State insurance chief resigns amid health overhaul


AUGUSTA — The head of the state’s insurance regulatory agency announced her resignation Monday just hours before Republican lawmakers passed wholesale changes to Maine’s health insurance laws.

Superintendent Mila Kofman, who headed the Maine Bureau of Insurance since March 2008, will leave her position as of June 1.

Kofman’s resignation comes amid a bitter partisan battle over a fast-tracked Republican effort to overhaul state insurance laws. The legislation was enacted by the Senate Monday over objections from Democrats who said the bill needed additional analysis from Kofman’s agency, the BOI.

Kofman’s departure was announced just before the Senate voted mostly along party lines to pass LD 1333. The timing of the two events prompted some Democrats to say Kofman had been “muzzled” during the process leading up to the enactment of the health insurance bill. 

Kofman, who will leave her post May 31, said Monday that she decided to leave the post shortly after Gov. Paul LePage was elected.

“I decided that it was best for him (LePage) to have his own person in here implementing his proposals,” Kofman said.

Democrats ascribed other motives to her departure.

“Clearly, the governor would prefer to have a ‘yes-man’ rather than an effective regulator who provides objective information to the legislature or works for the consumer,” said Rep. Sharon Treat, D-Hallowell, in a news release.

Although the administration announced Kofman’s departure today, her official resignation letter was delivered May 2, just two days after the Legislature’s Insurance Committee voted along party lines to advance LD 1333.

Kofman denied suggestions that the vote prompted her departure. When asked why her resignation wasn’t made public until Monday, two weeks after her letter to LePage, Kofman said, “You’ll have to talk to the governor’s office about that.”

She added, “As long as I’m in this office, I work for the governor. … I pretty much left it up to the administration to determine how they were going to handle the announcement.”

But according to Adrienne Bennett, spokeswoman for LePage, the governor’s office withheld the announcement at Kofman’s request.

In her resignation letter to LePage, Kofman wrote, “I recognize that health reform is one of your top priorities. I also recognize your need to have a regulator who shares your philosophy.”

She added, “Although we have many similar goals, including ensuring that all of Maine’s businesses and people have access to more affordable health coverage options, we have different approaches of how to get there.”

Kofman’s agency did not participate in the drafting of LD 1333. However, the agency provided some analysis that resulted in changes to the bill, including late, a 19-page language modification that brought the legislation closer to compliance with federal law.

Kofman’s agency also provided a 2007 analysis showing that changes similar to those proposed in LD 1333 could significantly increase insurance rates for older and rural Mainers.

Republicans said that the 2007 analysis was outdated and based on a different plan.
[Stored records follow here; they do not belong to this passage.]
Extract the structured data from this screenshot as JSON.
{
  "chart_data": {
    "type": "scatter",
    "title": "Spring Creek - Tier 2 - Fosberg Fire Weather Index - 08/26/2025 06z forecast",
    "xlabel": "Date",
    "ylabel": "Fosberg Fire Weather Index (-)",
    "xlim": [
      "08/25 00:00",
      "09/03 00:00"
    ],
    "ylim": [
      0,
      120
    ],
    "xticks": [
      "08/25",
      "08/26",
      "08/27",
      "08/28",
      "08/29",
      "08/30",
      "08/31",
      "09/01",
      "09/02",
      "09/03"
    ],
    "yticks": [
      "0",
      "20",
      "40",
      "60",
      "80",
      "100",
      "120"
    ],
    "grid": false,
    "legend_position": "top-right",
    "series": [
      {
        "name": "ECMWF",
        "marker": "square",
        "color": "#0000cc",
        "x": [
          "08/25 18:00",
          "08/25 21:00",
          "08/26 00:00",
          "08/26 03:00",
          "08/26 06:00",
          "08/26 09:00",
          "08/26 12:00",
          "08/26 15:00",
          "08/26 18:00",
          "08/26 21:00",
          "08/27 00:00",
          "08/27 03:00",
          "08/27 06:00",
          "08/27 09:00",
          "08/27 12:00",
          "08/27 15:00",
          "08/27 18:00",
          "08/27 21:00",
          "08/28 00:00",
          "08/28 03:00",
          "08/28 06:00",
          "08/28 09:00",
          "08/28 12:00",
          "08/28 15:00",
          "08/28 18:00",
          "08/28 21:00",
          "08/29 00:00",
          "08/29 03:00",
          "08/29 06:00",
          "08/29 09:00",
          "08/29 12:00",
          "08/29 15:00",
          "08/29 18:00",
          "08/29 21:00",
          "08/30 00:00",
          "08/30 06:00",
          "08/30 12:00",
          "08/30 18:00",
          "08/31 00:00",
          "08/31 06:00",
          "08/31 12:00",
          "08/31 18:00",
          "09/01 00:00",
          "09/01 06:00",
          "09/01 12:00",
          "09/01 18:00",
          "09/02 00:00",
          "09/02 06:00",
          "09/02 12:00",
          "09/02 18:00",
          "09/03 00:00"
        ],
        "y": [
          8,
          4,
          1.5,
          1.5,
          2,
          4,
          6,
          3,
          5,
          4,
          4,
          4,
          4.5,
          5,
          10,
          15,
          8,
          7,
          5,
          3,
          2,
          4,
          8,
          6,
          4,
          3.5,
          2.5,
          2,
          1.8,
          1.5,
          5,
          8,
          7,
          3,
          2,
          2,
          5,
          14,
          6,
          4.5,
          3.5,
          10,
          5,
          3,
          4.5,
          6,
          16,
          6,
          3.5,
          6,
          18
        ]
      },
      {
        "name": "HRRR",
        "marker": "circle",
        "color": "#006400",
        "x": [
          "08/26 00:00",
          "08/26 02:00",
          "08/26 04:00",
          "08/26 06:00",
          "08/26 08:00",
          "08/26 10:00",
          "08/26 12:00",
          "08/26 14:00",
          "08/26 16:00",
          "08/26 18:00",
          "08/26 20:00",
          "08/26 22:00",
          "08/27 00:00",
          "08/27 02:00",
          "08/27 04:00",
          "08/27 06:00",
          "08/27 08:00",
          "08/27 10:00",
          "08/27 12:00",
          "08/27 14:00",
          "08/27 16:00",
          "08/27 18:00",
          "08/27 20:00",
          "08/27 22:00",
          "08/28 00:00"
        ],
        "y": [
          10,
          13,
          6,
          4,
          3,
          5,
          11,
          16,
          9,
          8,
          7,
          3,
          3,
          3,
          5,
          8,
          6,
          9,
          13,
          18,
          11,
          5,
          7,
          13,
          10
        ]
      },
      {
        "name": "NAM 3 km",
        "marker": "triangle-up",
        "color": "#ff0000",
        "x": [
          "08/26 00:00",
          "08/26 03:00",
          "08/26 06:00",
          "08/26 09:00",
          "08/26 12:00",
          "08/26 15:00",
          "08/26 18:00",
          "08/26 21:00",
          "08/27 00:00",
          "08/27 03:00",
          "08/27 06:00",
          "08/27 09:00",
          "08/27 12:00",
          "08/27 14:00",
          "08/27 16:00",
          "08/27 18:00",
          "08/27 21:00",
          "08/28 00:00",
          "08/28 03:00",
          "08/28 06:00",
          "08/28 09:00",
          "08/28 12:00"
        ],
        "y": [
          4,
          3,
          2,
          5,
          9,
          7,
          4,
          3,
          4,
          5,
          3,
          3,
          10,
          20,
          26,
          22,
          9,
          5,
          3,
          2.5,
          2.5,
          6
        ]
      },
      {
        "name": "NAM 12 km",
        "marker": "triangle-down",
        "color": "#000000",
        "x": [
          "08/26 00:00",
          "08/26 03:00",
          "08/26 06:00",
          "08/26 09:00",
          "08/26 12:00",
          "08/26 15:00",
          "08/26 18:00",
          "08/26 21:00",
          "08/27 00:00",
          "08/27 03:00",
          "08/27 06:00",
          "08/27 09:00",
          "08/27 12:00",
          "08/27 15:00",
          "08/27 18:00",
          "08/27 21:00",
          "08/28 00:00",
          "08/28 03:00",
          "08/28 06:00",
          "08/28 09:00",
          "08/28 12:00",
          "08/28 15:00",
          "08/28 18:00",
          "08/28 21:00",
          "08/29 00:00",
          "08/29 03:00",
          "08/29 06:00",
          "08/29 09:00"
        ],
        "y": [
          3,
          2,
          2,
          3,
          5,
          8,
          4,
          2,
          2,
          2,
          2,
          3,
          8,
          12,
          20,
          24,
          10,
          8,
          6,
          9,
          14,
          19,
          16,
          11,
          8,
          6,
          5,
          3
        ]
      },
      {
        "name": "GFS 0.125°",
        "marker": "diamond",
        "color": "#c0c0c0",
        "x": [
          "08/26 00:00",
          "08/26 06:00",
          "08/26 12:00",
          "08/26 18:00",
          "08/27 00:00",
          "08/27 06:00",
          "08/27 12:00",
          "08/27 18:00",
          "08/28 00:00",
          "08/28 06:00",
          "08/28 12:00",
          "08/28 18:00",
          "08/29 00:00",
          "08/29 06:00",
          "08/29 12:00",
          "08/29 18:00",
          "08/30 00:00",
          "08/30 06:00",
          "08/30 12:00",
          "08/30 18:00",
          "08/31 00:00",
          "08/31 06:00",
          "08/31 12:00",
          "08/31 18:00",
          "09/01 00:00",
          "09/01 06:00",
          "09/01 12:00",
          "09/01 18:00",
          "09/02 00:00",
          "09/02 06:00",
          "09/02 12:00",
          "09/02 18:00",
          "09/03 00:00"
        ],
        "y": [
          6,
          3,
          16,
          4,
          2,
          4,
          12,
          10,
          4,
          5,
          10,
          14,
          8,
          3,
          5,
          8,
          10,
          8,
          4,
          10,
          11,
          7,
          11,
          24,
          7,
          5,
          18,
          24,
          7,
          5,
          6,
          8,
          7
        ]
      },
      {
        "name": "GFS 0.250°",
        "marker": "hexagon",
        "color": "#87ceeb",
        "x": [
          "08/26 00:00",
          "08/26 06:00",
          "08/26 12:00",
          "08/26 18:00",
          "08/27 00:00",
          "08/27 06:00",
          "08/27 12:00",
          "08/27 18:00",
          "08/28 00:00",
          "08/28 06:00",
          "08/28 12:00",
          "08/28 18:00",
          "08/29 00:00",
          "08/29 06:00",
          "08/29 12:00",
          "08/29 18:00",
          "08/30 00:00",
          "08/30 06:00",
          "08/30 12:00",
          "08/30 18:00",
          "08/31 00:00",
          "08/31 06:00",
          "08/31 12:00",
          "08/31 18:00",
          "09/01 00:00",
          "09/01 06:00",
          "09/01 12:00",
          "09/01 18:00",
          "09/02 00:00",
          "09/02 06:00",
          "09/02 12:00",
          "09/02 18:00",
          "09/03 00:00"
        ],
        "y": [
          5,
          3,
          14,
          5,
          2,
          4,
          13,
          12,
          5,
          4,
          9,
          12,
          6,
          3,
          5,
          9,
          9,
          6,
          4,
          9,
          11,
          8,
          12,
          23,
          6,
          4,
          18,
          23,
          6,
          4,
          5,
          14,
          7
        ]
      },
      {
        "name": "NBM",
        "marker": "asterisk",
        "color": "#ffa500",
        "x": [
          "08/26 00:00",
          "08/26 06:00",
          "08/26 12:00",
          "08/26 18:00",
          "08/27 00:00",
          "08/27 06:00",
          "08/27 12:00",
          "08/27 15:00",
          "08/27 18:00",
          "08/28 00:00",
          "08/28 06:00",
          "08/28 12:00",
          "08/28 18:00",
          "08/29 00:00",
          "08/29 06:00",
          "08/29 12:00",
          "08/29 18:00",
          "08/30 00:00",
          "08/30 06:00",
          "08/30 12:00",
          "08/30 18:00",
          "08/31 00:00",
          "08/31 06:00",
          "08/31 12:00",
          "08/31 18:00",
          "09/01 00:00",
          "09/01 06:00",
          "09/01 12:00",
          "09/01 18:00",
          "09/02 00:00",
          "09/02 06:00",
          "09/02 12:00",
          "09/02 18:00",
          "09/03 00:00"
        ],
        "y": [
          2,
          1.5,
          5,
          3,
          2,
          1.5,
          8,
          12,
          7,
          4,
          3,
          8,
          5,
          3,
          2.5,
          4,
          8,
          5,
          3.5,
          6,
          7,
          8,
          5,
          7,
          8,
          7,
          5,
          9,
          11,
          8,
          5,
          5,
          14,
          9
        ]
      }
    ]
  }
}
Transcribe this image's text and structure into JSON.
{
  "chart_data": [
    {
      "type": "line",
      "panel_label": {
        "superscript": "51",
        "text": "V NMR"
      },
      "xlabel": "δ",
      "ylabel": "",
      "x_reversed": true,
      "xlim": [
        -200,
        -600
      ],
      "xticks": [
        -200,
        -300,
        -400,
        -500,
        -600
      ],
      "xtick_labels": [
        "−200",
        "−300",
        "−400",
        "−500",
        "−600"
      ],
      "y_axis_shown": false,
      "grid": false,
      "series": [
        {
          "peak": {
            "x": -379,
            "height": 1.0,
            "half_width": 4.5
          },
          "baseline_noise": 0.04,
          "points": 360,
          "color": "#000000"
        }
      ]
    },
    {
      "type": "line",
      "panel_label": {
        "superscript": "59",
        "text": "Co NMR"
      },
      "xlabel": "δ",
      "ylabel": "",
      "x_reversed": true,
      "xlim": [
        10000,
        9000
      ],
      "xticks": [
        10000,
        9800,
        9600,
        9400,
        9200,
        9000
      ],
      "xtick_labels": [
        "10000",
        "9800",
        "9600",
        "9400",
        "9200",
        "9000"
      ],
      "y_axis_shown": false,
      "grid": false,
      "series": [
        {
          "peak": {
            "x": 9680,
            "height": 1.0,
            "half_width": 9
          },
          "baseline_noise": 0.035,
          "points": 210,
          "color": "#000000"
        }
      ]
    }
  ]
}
Kofman said Monday that the study was still useful in showing the potential impacts of LD 1333.

Democrats said the analysis underscored the need for BOI to do a thorough actuarial analysis before enacting LD 1333. Republicans spurned those requests, saying that a full actuarial study would take up to a year.

Kofman said Monday that such a study would take “a couple of months.”

Kofman was originally appointed by Gov. John Baldacci in 2008. She was reappointed last year to a five-year term. She was unanimously confirmed by the Legislature.

Kofman called “shocking” and “disturbing” suggestions that Republicans may have been worried that her analysis of LD 1333 would be tilted by ideology.

“I’ve worked very hard to produce expert analysis that is credible and evidence-based,” she said. “There’s no spin. We present all the facts, the good ones and the bad ones. We don’t keep the bad facts out.”

The administration on Monday praised Kofman’s work at BOI, saying Maine’s rate review process had become a national model under her watch.

State business regulation Commissioner Anne Head said Kofman made homeowners and auto insurance rates more affordable.

Prior to heading BOI, Kofman was on faculty at Georgetown University. Prior to that she served as a federal regulator at the U.S. Department of Labor.

Democrats said Kofman’s departure was unfortunate.

“Mila is exceptionally knowledgeable and professional,” Sen. Justin Alfond, D-Portland, said in a release. “It is most concerning to me that many of the changes that have occurred during this administration appear to favor loyalty over talent.”

In her resignation letter, Kofman noted that she was proud of her work with the state, “most importantly of improving protections for Maine’s consumers.”

Democrats have argued that LD 1333 would scrap many of those consumer protections.